If you are, the Michigan Legislature has funded a Forestry Assistance Program (FAP) through Conservation Districts (CDs) and administered by the Michigan Departments of Natural Resources and Agriculture and Rural Development. Among other things, the FAP currently funds 13 foresters that will serve 31 counties with the purpose of providing free on-site technical assistance.



The primary goal with these outreach efforts will consist of helping the private forest owner better understand and appreciate their forest resource. For both present and future sake, in order to keep all forests healthier, it is imperative that private forest owner perceive how their piece of property fits and functions within the larger surrounding landscape. Furthermore, the outreach efforts will help forest owner’s better plan, manage protect and utilize their forest resources.
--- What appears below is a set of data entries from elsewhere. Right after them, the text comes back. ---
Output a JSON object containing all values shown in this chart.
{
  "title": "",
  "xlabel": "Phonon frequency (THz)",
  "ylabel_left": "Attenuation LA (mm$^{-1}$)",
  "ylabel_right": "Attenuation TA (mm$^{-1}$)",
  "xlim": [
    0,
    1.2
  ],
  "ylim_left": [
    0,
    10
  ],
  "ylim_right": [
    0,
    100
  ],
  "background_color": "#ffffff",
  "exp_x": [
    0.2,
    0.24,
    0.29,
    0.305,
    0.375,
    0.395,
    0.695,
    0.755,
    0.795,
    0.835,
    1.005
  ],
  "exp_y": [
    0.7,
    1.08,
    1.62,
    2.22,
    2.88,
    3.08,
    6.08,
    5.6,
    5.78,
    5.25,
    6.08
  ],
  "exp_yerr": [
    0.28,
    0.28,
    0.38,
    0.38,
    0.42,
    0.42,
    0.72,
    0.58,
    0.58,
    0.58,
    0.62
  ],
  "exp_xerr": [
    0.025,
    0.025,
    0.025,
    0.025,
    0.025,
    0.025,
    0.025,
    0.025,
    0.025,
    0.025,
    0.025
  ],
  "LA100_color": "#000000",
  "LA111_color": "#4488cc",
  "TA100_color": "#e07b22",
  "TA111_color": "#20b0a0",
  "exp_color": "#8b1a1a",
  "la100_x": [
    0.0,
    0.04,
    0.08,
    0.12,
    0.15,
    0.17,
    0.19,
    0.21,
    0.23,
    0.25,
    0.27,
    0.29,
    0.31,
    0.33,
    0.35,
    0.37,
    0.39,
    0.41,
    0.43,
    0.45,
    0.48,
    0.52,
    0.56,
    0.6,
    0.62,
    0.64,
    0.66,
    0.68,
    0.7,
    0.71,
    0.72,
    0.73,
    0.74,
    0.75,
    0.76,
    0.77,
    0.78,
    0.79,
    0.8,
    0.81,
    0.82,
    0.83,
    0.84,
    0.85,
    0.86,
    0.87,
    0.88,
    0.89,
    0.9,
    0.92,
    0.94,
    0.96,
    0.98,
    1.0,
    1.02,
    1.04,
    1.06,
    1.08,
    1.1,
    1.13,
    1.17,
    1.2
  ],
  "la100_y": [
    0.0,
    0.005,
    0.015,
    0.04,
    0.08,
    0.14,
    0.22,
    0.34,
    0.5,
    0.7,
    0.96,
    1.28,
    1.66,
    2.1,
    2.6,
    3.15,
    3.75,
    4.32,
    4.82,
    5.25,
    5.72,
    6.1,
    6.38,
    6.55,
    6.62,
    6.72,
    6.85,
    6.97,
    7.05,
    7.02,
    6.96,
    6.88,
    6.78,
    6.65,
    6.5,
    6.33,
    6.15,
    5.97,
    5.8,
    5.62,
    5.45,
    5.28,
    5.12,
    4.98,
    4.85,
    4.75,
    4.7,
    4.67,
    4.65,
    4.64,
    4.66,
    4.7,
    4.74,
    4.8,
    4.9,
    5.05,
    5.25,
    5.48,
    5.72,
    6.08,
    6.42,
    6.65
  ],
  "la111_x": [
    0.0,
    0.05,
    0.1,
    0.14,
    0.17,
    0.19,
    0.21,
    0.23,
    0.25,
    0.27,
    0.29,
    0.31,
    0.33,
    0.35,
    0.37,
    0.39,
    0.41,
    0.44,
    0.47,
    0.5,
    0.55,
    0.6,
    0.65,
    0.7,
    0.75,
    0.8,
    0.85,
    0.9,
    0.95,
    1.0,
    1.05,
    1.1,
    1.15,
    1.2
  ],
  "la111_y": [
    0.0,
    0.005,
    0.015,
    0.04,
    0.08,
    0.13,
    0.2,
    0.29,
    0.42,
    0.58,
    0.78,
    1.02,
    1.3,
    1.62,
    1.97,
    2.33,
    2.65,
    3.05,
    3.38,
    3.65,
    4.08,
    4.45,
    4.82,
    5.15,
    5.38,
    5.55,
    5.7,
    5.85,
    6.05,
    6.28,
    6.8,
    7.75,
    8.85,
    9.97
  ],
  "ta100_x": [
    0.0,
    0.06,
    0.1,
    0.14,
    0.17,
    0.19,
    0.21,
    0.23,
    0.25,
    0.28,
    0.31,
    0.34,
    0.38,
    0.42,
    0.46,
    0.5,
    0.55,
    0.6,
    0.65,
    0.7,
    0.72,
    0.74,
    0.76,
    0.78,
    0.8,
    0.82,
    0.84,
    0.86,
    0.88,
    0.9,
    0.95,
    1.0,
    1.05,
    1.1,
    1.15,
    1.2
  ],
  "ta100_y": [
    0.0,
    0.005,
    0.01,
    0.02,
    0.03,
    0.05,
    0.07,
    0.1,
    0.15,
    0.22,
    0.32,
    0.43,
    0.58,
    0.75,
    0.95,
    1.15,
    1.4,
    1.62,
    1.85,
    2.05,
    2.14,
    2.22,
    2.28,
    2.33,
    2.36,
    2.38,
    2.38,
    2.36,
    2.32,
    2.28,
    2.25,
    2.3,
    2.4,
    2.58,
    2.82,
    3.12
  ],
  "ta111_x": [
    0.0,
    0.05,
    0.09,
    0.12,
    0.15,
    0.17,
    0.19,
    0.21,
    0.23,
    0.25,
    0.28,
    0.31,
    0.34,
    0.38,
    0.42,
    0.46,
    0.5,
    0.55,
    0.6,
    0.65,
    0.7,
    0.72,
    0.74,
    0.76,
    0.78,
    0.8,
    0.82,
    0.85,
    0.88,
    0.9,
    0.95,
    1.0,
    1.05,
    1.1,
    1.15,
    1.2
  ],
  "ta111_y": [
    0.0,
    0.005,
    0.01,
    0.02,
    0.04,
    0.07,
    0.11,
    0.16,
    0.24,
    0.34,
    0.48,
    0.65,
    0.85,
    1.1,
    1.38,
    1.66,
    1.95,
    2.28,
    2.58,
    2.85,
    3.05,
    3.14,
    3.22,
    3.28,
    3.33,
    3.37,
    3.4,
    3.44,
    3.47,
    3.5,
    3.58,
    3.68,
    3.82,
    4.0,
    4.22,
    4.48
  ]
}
The bottom line is, we (society) need more from our private forest resource.

We need private forest owners to be more informed about the decisions they make for their property before they set their plans in motion. In other words, we need them to be aware of all the potential options for management of the resources before they pull the trigger. Private forest owners that are more aware of the choices and options available to them tend to be more active stewards of their property. When this happens, we all benefit from better quality wildlife habitat and populations; cleaner water and air; better recreational opportunities; and healthier forests that continually contribute products that supply the needs of our homes, schools and businesses, and we also use the best packaging solutions for this, and people can explore Rtgpkg.com to find these solutions for their companies.

We’ve reached a point in time, where if we are to have any chance at all in the battle to keep all of our forests, across all ownership categories, healthy and productive, we’re going to need the private forest owner to take a more active role. The current trend with the invasion of exotic insects, diseases and plants threatens to change our forest landscape forever. Many of these changes won’t be for the better. Additionally, some of the best wildlife habitat and potential wildlife habitat enhancement opportunities occur on our private lands. These lands also include the home or remnants of, the last remaining habitats to many rare and endangered species. Furthermore, some of the most productive forest lands in the nation are found right here in Michigan. The majority of them are owned by private individuals.

Studies have shown that only a small percentage of private forest owners have received any professional assistance, whether governmental or from the private sector prior to engaging in activities such as timber harvesting on their property. The most optimistic reports place this figure around 20%. In other words, one could conclude that 4 out of every 5 private forest owners are doing nothing or they’re making decisions for their property potentially unaware of the full impact of their decisions.

Managing our forest resource isn’t as simple as some people like to make it out to be. Every decision you make for your property, including doing nothing, has consequences or trade-offs. Where most people are vulnerable in making decisions for their property, is not taking the time to understand the full complexity of forest management activities. Spur of the moment decisions of any kind will always be a bit of a gamble.

The best product we can produce from our private forest resource, both for the present and the future, is an informed decision maker. Take the time to become more informed about the management options for your property by visiting your local Conservation District office.

More FAP information can be found by visiting www.michigan.gov/forestryassistanceprogram. In addition to this site, most Conservation Districts with foresters now have a forestry page in their websites.